You know the type. They’re smart, look the part and get admiring stares where ever they go. Yet when you try to tell them how much you like the way they do things, how they just carry things off with a certain admirable élan, they ask, “Who are you talking about?” It can feel a bit like this when it comes to Germany.
The country’s undoubtedly painful past has continued (as in some ways it should) to weigh on the nation, shaping attitudes and perspectives even for a generation born long after the fall of the Nazis. However, there are some quiet changes taking place. German contemporary culture, especially in the realm of art, knows its value and spreads a welcome German sensibility wherever it goes (its institutions have also been at the forefront of tackling the past and looking for a more interesting future – see our report on Haus der Kunst and its Nigerian-born director on page 103). Its diplomats are among the best in the world and they have played a skilful hand, maintaining friendships to their east with Poland, Russia and beyond, and westwards with France, the US and Brazil. And German has seen a renaissance as a second language linked to the resilience of the country’s economy. Even its army is liked.
But still, Germans hold back from appearing too bullish and sometimes (unless football is involved) seem unsure about getting too high on their German-ness. This is a mistake and a shame. The reality is that Germany is the powerhouse of Europe and its financial clout and generally wise governance deserves a louder voice. The Germans should be less cautious about spreading their economic or cultural vision: we could all benefit from things being more German these days.
Some of our Greek readers may disagree on this next point but the truth is that the Germans have held the euro together. Their business model has proved to be astute and robust. This is a country that still makes things people want and not just bmws (though make sure you meet bmw’s fresh designer on page 37, one of 12 modern Germans that reveal a country that’s more diverse than it gets credit for). German firms also dominate in everything from cranes to dog leads (see our Expo on page 191). And this is also a nation that values apprenticeships and supports its small and medium-sized enterprises: the Mittelstand.
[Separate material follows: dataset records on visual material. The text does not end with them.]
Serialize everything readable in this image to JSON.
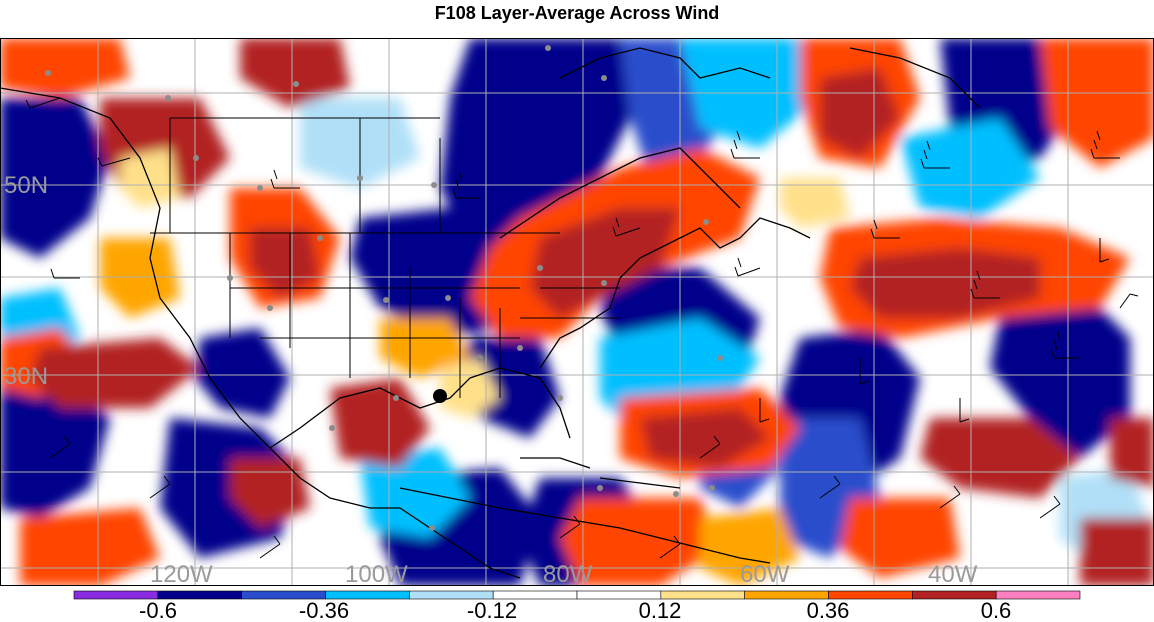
{
  "title": "F108 Layer-Average Across Wind",
  "map": {
    "longitude_labels": [
      "120W",
      "100W",
      "80W",
      "60W",
      "40W"
    ],
    "latitude_labels": [
      "50N",
      "30N"
    ],
    "marker": "storm-center-dot"
  },
  "colorbar": {
    "tick_labels": [
      "-0.6",
      "-0.36",
      "-0.12",
      "0.12",
      "0.36",
      "0.6"
    ],
    "colors": [
      "#8a2be2",
      "#00008b",
      "#2a4dcc",
      "#00bfff",
      "#b0e0f8",
      "#ffffff",
      "#ffffff",
      "#ffe08a",
      "#ffa500",
      "#ff4500",
      "#b22222",
      "#ff80c0"
    ]
  }
}
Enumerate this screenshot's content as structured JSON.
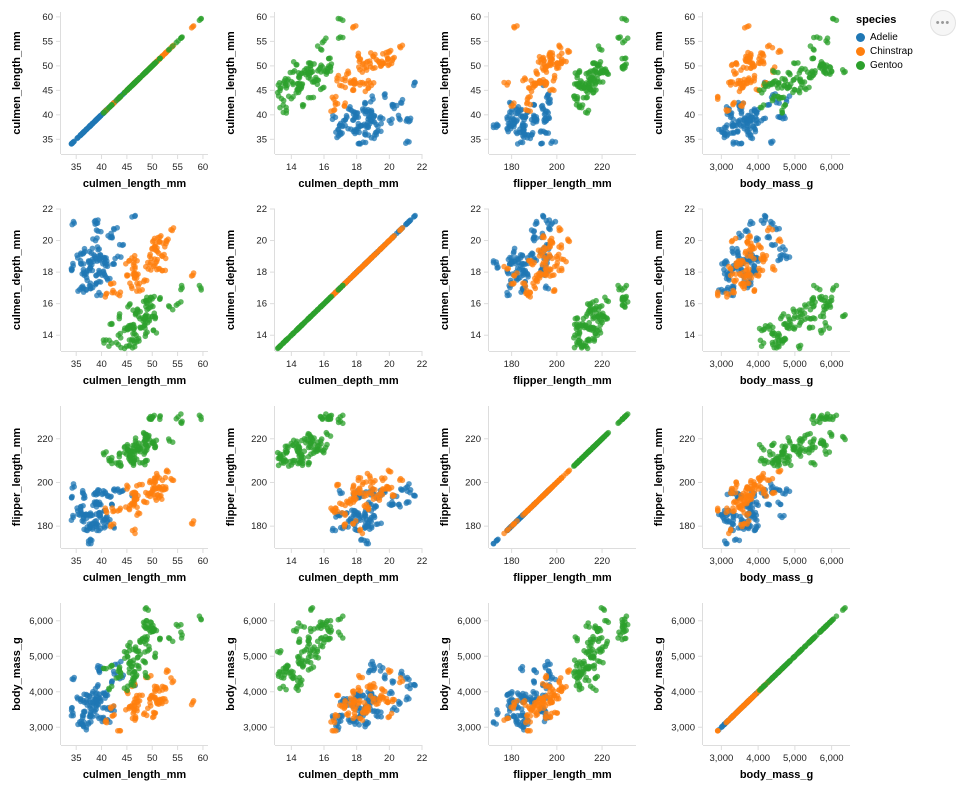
{
  "options_button_label": "•••",
  "chart_data": {
    "type": "scatter",
    "subtype": "scatter_matrix",
    "title": "",
    "grid": false,
    "legend_position": "top-right",
    "variables": [
      "culmen_length_mm",
      "culmen_depth_mm",
      "flipper_length_mm",
      "body_mass_g"
    ],
    "domains": {
      "culmen_length_mm": [
        32,
        61
      ],
      "culmen_depth_mm": [
        13,
        22
      ],
      "flipper_length_mm": [
        170,
        235
      ],
      "body_mass_g": [
        2500,
        6500
      ]
    },
    "ticks": {
      "culmen_length_mm": [
        35,
        40,
        45,
        50,
        55,
        60
      ],
      "culmen_depth_mm": [
        14,
        16,
        18,
        20,
        22
      ],
      "flipper_length_mm": [
        180,
        200,
        220
      ],
      "body_mass_g": [
        3000,
        4000,
        5000,
        6000
      ]
    },
    "legend": {
      "title": "species",
      "entries": [
        {
          "label": "Adelie",
          "color": "#1f77b4"
        },
        {
          "label": "Chinstrap",
          "color": "#ff7f0e"
        },
        {
          "label": "Gentoo",
          "color": "#2ca02c"
        }
      ]
    },
    "series": [
      {
        "name": "Adelie",
        "color": "#1f77b4",
        "points": [
          [
            39.1,
            18.7,
            181,
            3750
          ],
          [
            39.5,
            17.4,
            186,
            3800
          ],
          [
            40.3,
            18.0,
            195,
            3250
          ],
          [
            36.7,
            19.3,
            193,
            3450
          ],
          [
            39.3,
            20.6,
            190,
            3650
          ],
          [
            38.9,
            17.8,
            181,
            3625
          ],
          [
            39.2,
            19.6,
            195,
            4675
          ],
          [
            34.1,
            18.1,
            193,
            3475
          ],
          [
            42.0,
            20.2,
            190,
            4250
          ],
          [
            37.8,
            17.1,
            186,
            3300
          ],
          [
            37.8,
            17.3,
            180,
            3700
          ],
          [
            41.1,
            17.6,
            182,
            3200
          ],
          [
            38.6,
            21.2,
            191,
            3800
          ],
          [
            34.6,
            21.1,
            198,
            4400
          ],
          [
            36.6,
            17.8,
            185,
            3700
          ],
          [
            38.7,
            19.0,
            195,
            3450
          ],
          [
            42.5,
            20.7,
            197,
            4500
          ],
          [
            34.4,
            18.4,
            184,
            3325
          ],
          [
            46.0,
            21.5,
            194,
            4200
          ],
          [
            37.8,
            18.3,
            174,
            3400
          ],
          [
            37.7,
            18.7,
            180,
            3600
          ],
          [
            35.9,
            19.2,
            189,
            3800
          ],
          [
            38.2,
            18.1,
            185,
            3950
          ],
          [
            38.8,
            17.2,
            180,
            3800
          ],
          [
            35.3,
            18.9,
            187,
            3800
          ],
          [
            40.6,
            18.6,
            183,
            3550
          ],
          [
            40.5,
            17.9,
            187,
            3200
          ],
          [
            37.9,
            18.6,
            172,
            3150
          ],
          [
            40.5,
            18.9,
            180,
            3950
          ],
          [
            39.5,
            16.7,
            178,
            3250
          ],
          [
            37.2,
            18.1,
            178,
            3900
          ],
          [
            39.5,
            18.1,
            186,
            3850
          ],
          [
            40.9,
            18.9,
            184,
            3900
          ],
          [
            36.4,
            17.0,
            195,
            3325
          ],
          [
            39.2,
            21.1,
            196,
            4150
          ],
          [
            38.8,
            20.0,
            190,
            3950
          ],
          [
            42.2,
            18.5,
            180,
            3550
          ],
          [
            37.6,
            19.3,
            181,
            3300
          ],
          [
            39.8,
            19.1,
            184,
            4650
          ],
          [
            36.5,
            18.0,
            182,
            3150
          ],
          [
            40.8,
            18.4,
            195,
            3900
          ],
          [
            36.0,
            18.5,
            186,
            3100
          ],
          [
            44.1,
            19.7,
            196,
            4400
          ],
          [
            37.0,
            16.9,
            185,
            3000
          ],
          [
            39.6,
            18.8,
            190,
            4600
          ],
          [
            41.3,
            20.3,
            194,
            3550
          ],
          [
            35.7,
            16.9,
            185,
            3150
          ],
          [
            43.2,
            19.0,
            197,
            4775
          ]
        ]
      },
      {
        "name": "Chinstrap",
        "color": "#ff7f0e",
        "points": [
          [
            46.5,
            17.9,
            192,
            3500
          ],
          [
            50.0,
            19.5,
            196,
            3900
          ],
          [
            51.3,
            19.2,
            193,
            3650
          ],
          [
            45.4,
            18.7,
            188,
            3525
          ],
          [
            52.7,
            19.8,
            197,
            3725
          ],
          [
            45.2,
            17.8,
            198,
            3950
          ],
          [
            46.1,
            18.2,
            178,
            3250
          ],
          [
            51.3,
            18.2,
            197,
            3750
          ],
          [
            46.0,
            18.9,
            195,
            4150
          ],
          [
            51.3,
            19.9,
            198,
            3700
          ],
          [
            46.6,
            17.8,
            193,
            3800
          ],
          [
            51.7,
            20.3,
            194,
            3775
          ],
          [
            47.0,
            17.3,
            185,
            3700
          ],
          [
            52.0,
            18.1,
            201,
            4050
          ],
          [
            45.9,
            17.1,
            190,
            3575
          ],
          [
            50.5,
            19.6,
            201,
            4050
          ],
          [
            50.3,
            20.0,
            197,
            3300
          ],
          [
            58.0,
            17.8,
            181,
            3700
          ],
          [
            46.4,
            18.6,
            190,
            3450
          ],
          [
            49.2,
            18.2,
            195,
            4400
          ],
          [
            42.4,
            17.3,
            181,
            3600
          ],
          [
            48.5,
            17.5,
            191,
            3400
          ],
          [
            43.2,
            16.6,
            187,
            2900
          ],
          [
            50.6,
            19.4,
            193,
            3800
          ],
          [
            46.7,
            17.9,
            195,
            3300
          ],
          [
            52.0,
            19.0,
            197,
            4150
          ],
          [
            50.5,
            18.4,
            200,
            3400
          ],
          [
            49.5,
            19.0,
            200,
            3800
          ],
          [
            46.4,
            17.8,
            191,
            3700
          ],
          [
            52.8,
            20.0,
            205,
            4550
          ],
          [
            40.9,
            16.6,
            187,
            3200
          ],
          [
            54.2,
            20.8,
            201,
            4300
          ],
          [
            42.5,
            16.7,
            187,
            3350
          ],
          [
            51.0,
            18.8,
            203,
            4100
          ],
          [
            49.7,
            18.6,
            195,
            3600
          ],
          [
            47.5,
            16.8,
            199,
            3900
          ]
        ]
      },
      {
        "name": "Gentoo",
        "color": "#2ca02c",
        "points": [
          [
            46.1,
            13.2,
            211,
            4500
          ],
          [
            50.0,
            16.3,
            230,
            5700
          ],
          [
            48.7,
            14.1,
            210,
            4450
          ],
          [
            50.0,
            15.2,
            218,
            5700
          ],
          [
            47.6,
            14.5,
            215,
            5400
          ],
          [
            46.5,
            13.5,
            210,
            4550
          ],
          [
            45.4,
            14.6,
            211,
            4800
          ],
          [
            46.7,
            15.3,
            219,
            5200
          ],
          [
            43.3,
            13.4,
            209,
            4400
          ],
          [
            46.8,
            15.4,
            215,
            5150
          ],
          [
            40.9,
            13.7,
            214,
            4650
          ],
          [
            49.0,
            16.1,
            216,
            5550
          ],
          [
            45.5,
            13.7,
            214,
            4650
          ],
          [
            48.4,
            14.6,
            213,
            5850
          ],
          [
            45.8,
            14.6,
            210,
            4200
          ],
          [
            49.3,
            15.7,
            217,
            5850
          ],
          [
            42.0,
            13.5,
            210,
            4150
          ],
          [
            49.2,
            15.2,
            221,
            6300
          ],
          [
            46.2,
            14.5,
            209,
            4800
          ],
          [
            48.7,
            15.1,
            222,
            5350
          ],
          [
            50.2,
            14.3,
            218,
            5700
          ],
          [
            45.1,
            14.5,
            215,
            5000
          ],
          [
            46.5,
            14.5,
            213,
            4400
          ],
          [
            55.9,
            17.0,
            228,
            5600
          ],
          [
            44.5,
            14.3,
            216,
            4100
          ],
          [
            48.8,
            16.2,
            222,
            6000
          ],
          [
            47.2,
            15.5,
            215,
            4975
          ],
          [
            41.7,
            14.7,
            210,
            4700
          ],
          [
            53.4,
            15.8,
            219,
            5500
          ],
          [
            43.3,
            14.0,
            208,
            4575
          ],
          [
            48.1,
            15.1,
            209,
            5500
          ],
          [
            50.5,
            15.2,
            216,
            5000
          ],
          [
            49.8,
            15.9,
            229,
            5950
          ],
          [
            43.5,
            15.2,
            213,
            4650
          ],
          [
            51.5,
            16.3,
            230,
            5500
          ],
          [
            46.2,
            14.1,
            217,
            4375
          ],
          [
            55.1,
            16.0,
            230,
            5850
          ],
          [
            48.5,
            15.0,
            219,
            4850
          ],
          [
            49.5,
            16.2,
            229,
            5800
          ],
          [
            44.9,
            13.3,
            213,
            5100
          ],
          [
            45.2,
            15.8,
            215,
            5300
          ],
          [
            59.6,
            17.0,
            230,
            6050
          ],
          [
            49.1,
            14.8,
            220,
            5150
          ],
          [
            47.3,
            13.8,
            216,
            4725
          ]
        ]
      }
    ]
  }
}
Over the following pages we head to Brazil (page 49) and the US (page 97) to see how Germans impact on the wider world. We also find out why so many of the star stationery players (page 81) are from the region and how to build a house German-style (page 123).
These stories show a country that has a lot to teach the world. Who knows, maybe a few of our German readers will even see themselves afresh, too (when we spoke to one German journalist for this issue, his reaction was: “Are we interesting? I thought we were boring…”). It’s certainly time for that.
Germany: by numbers
Page turner: Germans still happily read actual books. About 2 per cent of book sales in the country are for ebooks; it’s about 30 per cent in the US. Book sales are helped by a lower sales tax rate: a mere 7 per cent compared to the normal 19 per cent elsewhere.
Not working overtime: Germans don’t work such long hours as you might think. The average German works 1,413 hours a year – that’s almost 400 hours less than wage earners in the US.
In the money: Germany’s economic reputation is backed by a long history (the tricky Weimar period notwithstanding): the world’s oldest savings bank was established in the appropriately named Oldenburg in 1786.
Shop till you drop: The largest department store in continental Europe is the KaDeWe in Berlin, with over 60,000 sq m of retail to be found.
Living space: Berlin is nearly nine times bigger than Paris and yet its population of 3.5 million is only a million or so larger – the German capital’s residents are spread out over a far larger area.
Soldiering on: German forces are currently in theatre in 10 countries across the world. That includes involvement as part of EU deployments in DR Congo and Bosnia Herzegovina as well as UN missions in South Sudan and Liberia (see p70 for more details).
Healthy climate: Germany’s green reputation (which has been further enhanced by its decision to close down all its nuclear-power stations by 2022) has long roots: the term “ecology” was first coined by the German zoologist Ernst Haeckel in 1866.
Sausage selection: There are eight main varieties of bratwurst, the majority of which originate from the eastern part of Germany that was once known as Franconia.
It all adds up: With a population of 81.7 million people, Germany is the largest country in the EU.
Good job: Germany’s unemployment rate is at a two-decade low of 6.8 per cent. If that sounds high, don’t forget that unemployment in East Germany was around 20 per cent at the time of reunification. In fact, the figure has never been lower since 1990; the construction and health sectors are among the strongest in terms of demand for labour.